Iterative maximum a posteriori (IMAP)-DOAS for retrieval of strongly absorbing trace gases: Model studies for CH4 and CO2 retrieval from near infrared spectra of SCIAMACHY onboard ENVISAT
Abstract. In the past, differential optical absorption spectroscopy (DOAS) has mostly been employed for atmospheric trace gas retrieval in the UV/Vis spectral region. New spectrometers such as SCIAMACHY onboard ENVISAT also provide near infrared channels and thus allow for the detection of greenhouse gases like CH4, CO2, or N2O. However, modifications of the classical DOAS algorithm are necessary to account for the idiosyncrasies of this spectral region, i.e. the temperature and pressure dependence of the high resolution absorption lines. Furthermore, understanding the sensitivity of the measurement of these high resolution, strong absorption lines by means of a non-ideal device, i.e. having finite spectral resolution, is of special importance. This applies not only in the NIR, but can also prove to be an issue for the UV/Vis spectral region.
This paper presents a modified iterative maximum a posteriori-DOAS (IMAP-DOAS) algorithm based on optimal estimation theory introduced to the remote sensing community by rodgers76. This method directly iterates the vertical column densities of the absorbers of interest until the modeled total optical density fits the measurement. Although the discussion in this paper lays emphasis on satellite retrieval, the basic principles of the algorithm also hold for arbitrary measurement geometries.

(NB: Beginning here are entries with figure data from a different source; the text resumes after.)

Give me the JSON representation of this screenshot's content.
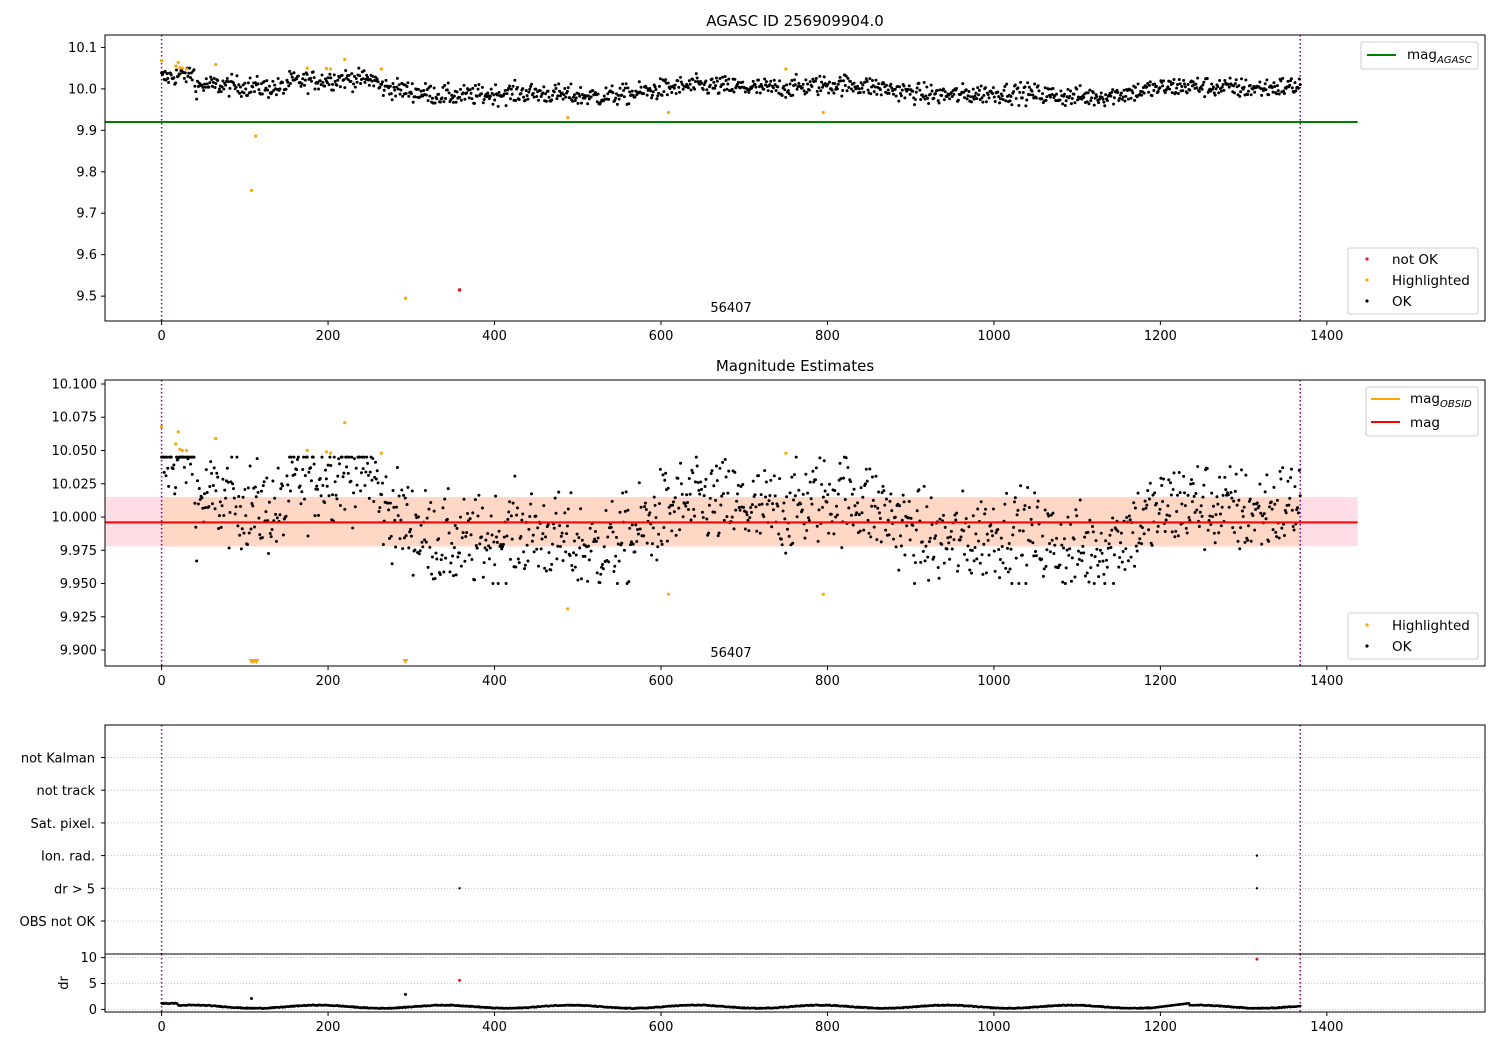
{
  "colors": {
    "ok": "#000000",
    "not_ok": "#e41a1c",
    "highlighted": "#ffa500",
    "mag_agasc": "#008000",
    "mag": "#ff0000",
    "mag_obsid": "#ffa500",
    "band_inner": "#ffd7c4",
    "band_outer": "#ffdde4",
    "vline": "#800080",
    "grid": "#b0b0b0"
  },
  "chart_data": [
    {
      "type": "scatter",
      "title": "AGASC ID 256909904.0",
      "annotation": "56407",
      "xlim": [
        -68,
        1590
      ],
      "ylim": [
        9.44,
        10.13
      ],
      "xticks": [
        0,
        200,
        400,
        600,
        800,
        1000,
        1200,
        1400
      ],
      "yticks": [
        9.5,
        9.6,
        9.7,
        9.8,
        9.9,
        10.0,
        10.1
      ],
      "yticklabels": [
        "9.5",
        "9.6",
        "9.7",
        "9.8",
        "9.9",
        "10.0",
        "10.1"
      ],
      "vlines": [
        0,
        1368
      ],
      "lines": [
        {
          "name": "mag",
          "name_sub": "AGASC",
          "y": 9.92,
          "x": [
            -68,
            1437
          ],
          "color": "#008000"
        }
      ],
      "scatter_legend": [
        {
          "name": "not OK",
          "color": "#e41a1c"
        },
        {
          "name": "Highlighted",
          "color": "#ffa500"
        },
        {
          "name": "OK",
          "color": "#000000"
        }
      ],
      "series_summary": {
        "ok_x_range": [
          0,
          1368
        ],
        "ok_y_center": 10.0,
        "ok_y_spread": 0.04,
        "ok_count_approx": 1300
      },
      "highlighted_points": [
        {
          "x": 0,
          "y": 10.068
        },
        {
          "x": 17,
          "y": 10.055
        },
        {
          "x": 20,
          "y": 10.064
        },
        {
          "x": 22,
          "y": 10.051
        },
        {
          "x": 25,
          "y": 10.05
        },
        {
          "x": 30,
          "y": 10.048
        },
        {
          "x": 65,
          "y": 10.059
        },
        {
          "x": 108,
          "y": 9.755
        },
        {
          "x": 113,
          "y": 9.886
        },
        {
          "x": 175,
          "y": 10.05
        },
        {
          "x": 198,
          "y": 10.049
        },
        {
          "x": 203,
          "y": 10.048
        },
        {
          "x": 220,
          "y": 10.071
        },
        {
          "x": 264,
          "y": 10.048
        },
        {
          "x": 293,
          "y": 9.495
        },
        {
          "x": 488,
          "y": 9.931
        },
        {
          "x": 609,
          "y": 9.943
        },
        {
          "x": 750,
          "y": 10.048
        },
        {
          "x": 795,
          "y": 9.943
        }
      ],
      "not_ok_points": [
        {
          "x": 358,
          "y": 9.515
        }
      ]
    },
    {
      "type": "scatter",
      "title": "Magnitude Estimates",
      "annotation": "56407",
      "xlim": [
        -68,
        1590
      ],
      "ylim": [
        9.888,
        10.103
      ],
      "xticks": [
        0,
        200,
        400,
        600,
        800,
        1000,
        1200,
        1400
      ],
      "yticks": [
        9.9,
        9.925,
        9.95,
        9.975,
        10.0,
        10.025,
        10.05,
        10.075,
        10.1
      ],
      "yticklabels": [
        "9.900",
        "9.925",
        "9.950",
        "9.975",
        "10.000",
        "10.025",
        "10.050",
        "10.075",
        "10.100"
      ],
      "vlines": [
        0,
        1368
      ],
      "mag_line": {
        "name": "mag",
        "y": 9.996,
        "x": [
          -68,
          1437
        ]
      },
      "mag_obsid_line": {
        "name": "mag",
        "name_sub": "OBSID"
      },
      "band_outer": {
        "y": [
          9.978,
          10.015
        ],
        "x": [
          -68,
          1437
        ]
      },
      "band_inner": {
        "y": [
          9.978,
          10.015
        ],
        "x": [
          0,
          1368
        ]
      },
      "scatter_legend": [
        {
          "name": "Highlighted",
          "color": "#ffa500"
        },
        {
          "name": "OK",
          "color": "#000000"
        }
      ],
      "series_summary": {
        "ok_x_range": [
          0,
          1368
        ],
        "ok_y_center": 9.996,
        "ok_y_spread": 0.04
      },
      "highlighted_points": [
        {
          "x": 0,
          "y": 10.068
        },
        {
          "x": 17,
          "y": 10.055
        },
        {
          "x": 20,
          "y": 10.064
        },
        {
          "x": 22,
          "y": 10.051
        },
        {
          "x": 25,
          "y": 10.05
        },
        {
          "x": 30,
          "y": 10.05
        },
        {
          "x": 65,
          "y": 10.059
        },
        {
          "x": 175,
          "y": 10.05
        },
        {
          "x": 198,
          "y": 10.049
        },
        {
          "x": 203,
          "y": 10.048
        },
        {
          "x": 220,
          "y": 10.071
        },
        {
          "x": 264,
          "y": 10.048
        },
        {
          "x": 488,
          "y": 9.931
        },
        {
          "x": 609,
          "y": 9.942
        },
        {
          "x": 750,
          "y": 10.048
        },
        {
          "x": 795,
          "y": 9.942
        }
      ],
      "off_axis_markers": [
        {
          "x": 108
        },
        {
          "x": 111
        },
        {
          "x": 114
        },
        {
          "x": 293
        }
      ]
    },
    {
      "type": "scatter",
      "title": "",
      "xlim": [
        -68,
        1590
      ],
      "categories": [
        "OBS not OK",
        "dr > 5",
        "Ion. rad.",
        "Sat. pixel.",
        "not track",
        "not Kalman"
      ],
      "vlines": [
        0,
        1368
      ],
      "flag_points": [
        {
          "category": "dr > 5",
          "x": 358
        },
        {
          "category": "dr > 5",
          "x": 1316
        },
        {
          "category": "Ion. rad.",
          "x": 1316
        }
      ]
    },
    {
      "type": "scatter",
      "title": "",
      "ylabel": "dr",
      "xlim": [
        -68,
        1590
      ],
      "ylim": [
        -0.5,
        10.7
      ],
      "xticks": [
        0,
        200,
        400,
        600,
        800,
        1000,
        1200,
        1400
      ],
      "yticks": [
        0,
        5,
        10
      ],
      "yticklabels": [
        "0",
        "5",
        "10"
      ],
      "vlines": [
        0,
        1368
      ],
      "series_summary": {
        "ok_x_range": [
          0,
          1368
        ],
        "ok_y_range": [
          0.2,
          1.3
        ]
      },
      "points": [
        {
          "x": 108,
          "y": 2.1,
          "color": "#000000"
        },
        {
          "x": 293,
          "y": 2.9,
          "color": "#000000"
        },
        {
          "x": 358,
          "y": 5.6,
          "color": "#e41a1c"
        },
        {
          "x": 1316,
          "y": 9.7,
          "color": "#e41a1c"
        }
      ]
    }
  ]
}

This new approach is applied to modeled spectra based on a comprehensive set of atmospheric temperature and pressure profiles. This analysis reveals that the sensitivity of measurement strongly depends on the prevailing pressure-height. The IMAP-DOAS algorithm properly accounts for the sensitivity of measurement on pressure due to pressure broadening of the absorption lines. Thus, biases in the retrieved vertical columns that would arise in classical algorithms, are obviated. Here, we analyse and quantify these systematic biases as well as errors due to variations in the temperature and pressure profiles, which is indispensable for the understanding of measurement precision and accuracy in the near infrared as well as for future intercomparisons of retrieval algorithms.